CONTAX und NIKON 1951...

by Frank Mechelhoff                 New Jan. 2023

Contax IIa

Im November 1949
- mehr als 4 Jahre nach dem Ende des Zweiten Welkriegs - begann ZEISS-IKON endlich wieder die Produktion seines Spitzenmodells CONTAX, nicht mehr in Dresden - das lag nun in der DDR - sondern im Werk Stuttgart, wo auch die Contessa gebaut wurde. Ab Frühjahr 1950 war sie käuflich zu haben. Obwohl der Modellbezeichnung bloß ein kleines "a" beigefügt wurde, war sie ein komplettes Neudesign der berühmten Vorkriegskonstruktion CONTAX II and III, was aber nur auf dem zweiten Blick erkennbar war.
Die CONTAX IIa wog nur noch 520 Gramm gegenüber 606 Gramm der Vorgängerin. Damit lag das Gewicht nun näher am Hauptkonkurrenten Leica (IIIf: 420g).
Das Grundprinzip des senkrecht ablaufenden Rollo-Metallschlitzverschlusses mit der schnellsten Belichtungszeit von 1/1250s und Synchronisationszeit 1/50s (Leica 1/1000s bzw. 1/25-1/30s) blieb gleich. Jedoch wurde der Verschluss umkonstruiert und vereinfacht, die Verschhlussblätter waren nun aus Alu anstatt Messing, die Camera war damit leiser, zuverlässiger, leichter zu warten und zu reparieren.
Die Messucher-Basislänge wurde von 90 auf 73mm reduiziert - was aber immer noch mehr war als bei der Hauptkonkurrenz Leica IIIf, die weiterhin keinen kombinierten Sucher und Messsucher zu bieten hatte. Unverändert blieb das kleine Sucherbild mit winziger Durchblicksöffnung - das war bei der Konkurrenz bis zur Leica M3 auch nicht anders.

Contax iia
              right top side
Das Design der Contax IIa/IIIa ist klar, übersichtlich und funktionell. Um den Auslöser herum das (nicht automatisch rückstellende) Bildzählwerk, das gegenüber der Contax II/III vereinfacht wurde. Ein großer Verschlusszeitenring : Einstellungen 1/1250, 1/500, 1/250, 1/100, 1/50, 1/25, 1/10, 1/5, 1/2, 1s, B und T - rastend, mit gleichen Abständen und nicht mitdrehend. Zur Verstellung muss der große, federgesicherte Ring angehoben werden - eine versehentliche Verstellung ist damit ausgeschlossen. Mit dem Drehring (typischerweise zwei Bewegungen) werden Film und Verschluss gespannt - das ist um 1950 herum ebenfalls noch Standard!
Contax IIa open
Die CONTAX IIa/ IIIa ist in allen Teilen ein mechanisches Meisterstück, wie ein teures Uhrwerk. Leider waren Montage und Schmierung werksseitig nicht immer auf dem gleichen hohen Standard! (siehe Link Henry W. Scherer)

(Bild Steven Czitrony)

Teurer als die CONTAX IIa war nur das Spitzenmodell IIIa - mit zusätzlichem Belichtungsmesser (Seelenzelle). Dieser ist jedoch nicht mit dem Verschlusszeitenrad gekuppelt und daher eher umständlich abzulesen. Unabhängiger war man unterwegs mit Handbelichtungsmesser - sofern man wirklich einen benötigte, etwa mit Farbfilm...

Contax IIa, Nikon S
Bild: CONTAX IIa und NIKON S, beide von 1951. Man beachte den Filmmerker der CONTAX  auf dem Rückspul-Rädchen.
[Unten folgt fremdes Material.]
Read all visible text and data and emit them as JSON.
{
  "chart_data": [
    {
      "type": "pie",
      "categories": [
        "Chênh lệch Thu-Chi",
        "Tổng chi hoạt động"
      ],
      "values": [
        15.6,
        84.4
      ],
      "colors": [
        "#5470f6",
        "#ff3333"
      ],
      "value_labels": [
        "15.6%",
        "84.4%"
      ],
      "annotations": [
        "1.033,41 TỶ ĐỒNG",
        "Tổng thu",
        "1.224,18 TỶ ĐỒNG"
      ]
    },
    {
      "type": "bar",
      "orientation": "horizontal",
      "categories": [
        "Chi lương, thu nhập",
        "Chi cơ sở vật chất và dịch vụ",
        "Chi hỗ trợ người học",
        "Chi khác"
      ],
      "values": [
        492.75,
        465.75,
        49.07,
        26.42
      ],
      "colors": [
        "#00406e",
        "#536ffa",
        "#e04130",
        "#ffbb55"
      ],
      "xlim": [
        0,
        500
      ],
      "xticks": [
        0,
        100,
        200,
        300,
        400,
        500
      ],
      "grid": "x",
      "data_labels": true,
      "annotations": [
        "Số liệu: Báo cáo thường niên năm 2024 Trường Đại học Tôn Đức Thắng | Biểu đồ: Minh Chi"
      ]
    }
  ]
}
Gegenüber LEICA (IIIf) war die CONTAX IIa somit zum Zeitpunkt ihrer Markteinführung (1950) die überlegene, und damit beste Messucher-Camera der Welt!

Aber die Konkurrenz schläft nie!
1950 ist auch die NIKON-S erstmals in geringen Mengen am Markt verfügbar - hauptsächlich in PX-Shops amerikanischer Soldaten, in Amerika und den Britischen Kolonien, kaum in Europa. Diese Camera, 1946 konstruiert und damit eigentlich älter als die Nachkriegs-CONTAX, war eine Mischung aus Vorkriegs-CONTAX und -LEICA, obwohl sie der CONTAX ähnlicher sah und deren Bajonett kopierte.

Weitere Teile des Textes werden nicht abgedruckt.